Heather: How is it that Anna Mirah* has Anna Maria written on her tombstone and in John Johnson Spencer’s Civil War pension plan, her name is also spelled with a “Y” as Anna Myriah?

Anna Maria Spencer

Audrey: I never remember seeing it with a Y! All I ever heard was Anna Mirah. The writing on stones was not professional. I don’t ever remember seeing a “y”, I was 1-1/2 years old when she died. I walked around the casket. I couldn’t see in but I walked around it.

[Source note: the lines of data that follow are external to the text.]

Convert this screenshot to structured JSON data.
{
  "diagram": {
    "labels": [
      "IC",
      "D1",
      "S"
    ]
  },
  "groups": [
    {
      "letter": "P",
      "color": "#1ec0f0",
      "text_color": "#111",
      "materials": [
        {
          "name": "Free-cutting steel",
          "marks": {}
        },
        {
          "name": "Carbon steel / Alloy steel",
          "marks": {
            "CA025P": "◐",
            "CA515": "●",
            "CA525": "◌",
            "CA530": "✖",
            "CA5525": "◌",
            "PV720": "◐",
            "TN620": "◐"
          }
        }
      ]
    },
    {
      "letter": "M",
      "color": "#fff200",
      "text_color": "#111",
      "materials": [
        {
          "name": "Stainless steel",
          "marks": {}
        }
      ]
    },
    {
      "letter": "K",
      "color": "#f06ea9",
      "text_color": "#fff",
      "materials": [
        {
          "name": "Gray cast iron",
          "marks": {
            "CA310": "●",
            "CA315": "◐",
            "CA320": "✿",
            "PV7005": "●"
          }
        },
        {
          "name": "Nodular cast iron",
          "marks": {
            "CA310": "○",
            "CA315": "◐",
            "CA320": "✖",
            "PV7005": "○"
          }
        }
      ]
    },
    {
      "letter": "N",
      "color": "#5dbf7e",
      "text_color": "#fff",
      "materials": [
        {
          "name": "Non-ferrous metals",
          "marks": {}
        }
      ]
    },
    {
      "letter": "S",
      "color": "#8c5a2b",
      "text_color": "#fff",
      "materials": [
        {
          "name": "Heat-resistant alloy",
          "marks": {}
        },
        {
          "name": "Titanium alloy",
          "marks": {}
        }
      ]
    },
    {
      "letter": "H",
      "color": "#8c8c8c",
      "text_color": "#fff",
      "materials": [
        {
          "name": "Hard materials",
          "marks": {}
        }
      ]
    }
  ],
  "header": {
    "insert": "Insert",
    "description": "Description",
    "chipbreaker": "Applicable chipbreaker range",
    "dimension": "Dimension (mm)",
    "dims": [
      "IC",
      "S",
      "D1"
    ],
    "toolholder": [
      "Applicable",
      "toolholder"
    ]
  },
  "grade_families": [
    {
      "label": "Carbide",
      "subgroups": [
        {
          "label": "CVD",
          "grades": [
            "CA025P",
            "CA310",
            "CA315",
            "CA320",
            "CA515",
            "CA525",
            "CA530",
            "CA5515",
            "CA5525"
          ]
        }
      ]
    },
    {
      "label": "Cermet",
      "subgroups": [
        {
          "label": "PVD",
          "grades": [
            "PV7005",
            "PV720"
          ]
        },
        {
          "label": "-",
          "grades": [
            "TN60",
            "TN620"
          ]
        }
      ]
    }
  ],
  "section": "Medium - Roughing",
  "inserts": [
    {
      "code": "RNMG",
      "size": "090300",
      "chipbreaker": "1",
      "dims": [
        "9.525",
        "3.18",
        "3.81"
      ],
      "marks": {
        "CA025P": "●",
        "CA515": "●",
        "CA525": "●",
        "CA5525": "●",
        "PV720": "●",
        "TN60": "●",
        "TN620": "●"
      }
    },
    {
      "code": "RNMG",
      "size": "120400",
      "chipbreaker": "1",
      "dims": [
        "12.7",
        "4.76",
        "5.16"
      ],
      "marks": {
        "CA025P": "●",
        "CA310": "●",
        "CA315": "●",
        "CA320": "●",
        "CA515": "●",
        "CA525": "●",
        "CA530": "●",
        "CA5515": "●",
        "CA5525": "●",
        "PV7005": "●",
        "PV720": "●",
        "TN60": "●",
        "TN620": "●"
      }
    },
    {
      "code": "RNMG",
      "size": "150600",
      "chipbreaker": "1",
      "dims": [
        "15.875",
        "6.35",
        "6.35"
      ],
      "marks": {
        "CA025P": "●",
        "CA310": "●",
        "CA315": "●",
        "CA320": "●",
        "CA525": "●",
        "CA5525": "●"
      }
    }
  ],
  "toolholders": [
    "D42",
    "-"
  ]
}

*Anna Maria (pronounced Mar-eye-ah) was Audrey Mae’s paternal grandmother. Audrey always referred to her grandmother as Anna Mirah (aka Myriah).  An outside explanation of Maria being pronounced as Mar-eye-ah is in a book, “Play It As It Lays” by Joan Didion.
23 October 2002

Heather: Who became “little sick gramma”? Was it Anna Mirah or her mother, Ann Almy Tarbox?

Audrey: Oh, I can’t remember now, but it is all written down somewhere.

17 January 2004

Heather: How were the MacDonalds and the Spencers the same?

Audrey: The MacDonalds were tall and broad and the Spencers were tall and thin. Ern (Alfred Ernest Spencer) was the tallest of the three Spencer brothers. Most of the MacDonald were heavy. Joseph’s great, great grandfather was an average small man. 5′ 4″. He was the ancestor that first got here from Prince Edwards Island or Nova Scotia, I can not remember exactly which. Grandma’s brother, Ebenezer Vaughn, or Uncle Eben as we called him, had to wear boots. Gramma’s younger brother was odd. He always sat in a rocking chair. He got old, but stayed little. Gramma grew up in the Vaughn Homestead which (later became) the Rocky Hill Country Fairground.